Les Innocents et L’Affaire Louis Trio ont mis au point, vers le milieu des années 1980, ce qui n’était alors qu’une chimère : faire de la pop en français. Composer des mélodies exigeantes, serties d’arrangements tout droit sortis de l’influence anglo-saxonne (Beatles en tête), avec des paroles intelligentes en français. Ce n’était pas tout à fait de la chanson française, mais pas de la variété non plus.
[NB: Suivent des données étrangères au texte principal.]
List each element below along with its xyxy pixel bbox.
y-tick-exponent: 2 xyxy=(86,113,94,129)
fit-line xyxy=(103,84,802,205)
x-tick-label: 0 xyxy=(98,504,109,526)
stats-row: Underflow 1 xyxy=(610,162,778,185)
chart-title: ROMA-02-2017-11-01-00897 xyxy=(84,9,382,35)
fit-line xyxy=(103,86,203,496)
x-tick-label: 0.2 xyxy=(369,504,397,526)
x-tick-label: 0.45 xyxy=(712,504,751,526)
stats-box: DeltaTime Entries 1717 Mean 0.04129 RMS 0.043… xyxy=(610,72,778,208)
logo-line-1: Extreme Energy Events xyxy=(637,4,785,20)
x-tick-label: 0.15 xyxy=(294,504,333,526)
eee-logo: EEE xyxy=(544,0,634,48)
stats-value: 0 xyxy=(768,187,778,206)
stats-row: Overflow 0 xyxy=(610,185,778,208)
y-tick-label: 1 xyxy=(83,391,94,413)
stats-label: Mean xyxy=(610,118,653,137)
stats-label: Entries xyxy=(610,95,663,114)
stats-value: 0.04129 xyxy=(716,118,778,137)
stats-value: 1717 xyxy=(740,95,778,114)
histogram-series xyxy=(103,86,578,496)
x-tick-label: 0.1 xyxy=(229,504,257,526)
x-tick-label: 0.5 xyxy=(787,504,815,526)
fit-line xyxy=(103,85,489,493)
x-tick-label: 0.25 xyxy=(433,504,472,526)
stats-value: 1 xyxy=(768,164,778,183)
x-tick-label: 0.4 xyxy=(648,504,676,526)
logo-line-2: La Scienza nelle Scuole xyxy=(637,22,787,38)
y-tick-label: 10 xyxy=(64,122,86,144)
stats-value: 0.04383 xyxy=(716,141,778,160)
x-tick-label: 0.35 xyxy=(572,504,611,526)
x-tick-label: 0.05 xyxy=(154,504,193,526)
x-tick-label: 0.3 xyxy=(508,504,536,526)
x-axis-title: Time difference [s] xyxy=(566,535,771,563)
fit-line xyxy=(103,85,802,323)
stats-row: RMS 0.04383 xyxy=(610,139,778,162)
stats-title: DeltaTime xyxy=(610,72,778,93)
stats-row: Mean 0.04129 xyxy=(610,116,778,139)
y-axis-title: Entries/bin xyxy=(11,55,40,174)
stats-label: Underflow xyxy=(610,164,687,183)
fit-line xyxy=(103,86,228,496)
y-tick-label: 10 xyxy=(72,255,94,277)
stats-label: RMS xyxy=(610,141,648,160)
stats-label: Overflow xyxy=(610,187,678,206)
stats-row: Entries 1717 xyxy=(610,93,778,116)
David Scrima est l’héritier de cette tradition: pas étonnant lorsqu’on sait que feu Hubert Mounier lui a mis le pied à l’étrier. Scrima a attendu d’atteindre la cinquantaine avant de sortir son premier album, et tant mieux. Son style, il l’a peaufiné, écrivant et composant pour d’autres avant d’oser chanter lui-même des chansons sur mesure. Pendant ce temps, cet illustrateur doué travaillait au Louvre pour nourrir sa famille. Il en a tiré le titre de cet album d’une fraîcheur contagieuse : Gardien de musée. Observateur méticuleux de ses contemporains, mi-amusé mi-sidéré par la marche du monde, Scrima est l’héritier de Souchon autant que de McCartney. Réalisé avec le concours de Mark Daumail (Cocoon), cet album presque concept est un remède au blues hivernal.

Initialement sortis entre 1970 et 1974, ces quatre albums n’avaient jamais été réédités en vinyle depuis lors. Dotés d’un son comme neuf, et du travail soigné de Jean-Luc Marre, les revoici au moment où leur auteur publie son autobiographie. À leur sortie, ces disques avaient fait l’effet d’une petite révolution. Le Breton, issu de la tradition celtique mais sensible à la musique de sa génération, avait suivi l’exemple des Anglais de Fairport Convention ou Pentangle, qui modernisaient leur folklore en le réhabilitant auprès du public rock. Le succès fut immédiat. Renaissance de la harpe celtique, plus célèbre de ces quatre références, fut récompensé du grand prix de l’académie Charles Cros et devint un succès populaire. La carrière de Stivell, infatigable défricheur, était lancée. L’homme n’a jamais choisi entre expérimentations et musique populaire, et tant mieux. Mais il a rarement été aussi génial que dans ses œuvres de jeunesse, qui rappellent qu’il a été un pionnier du revival celtique qui s’est emparé de la France dans les décennies 1980 et 1990. Grâce lui est rendue avec ces disques d’une invention et d’une modernité qui restent sidérantes cinquante ans après leur production.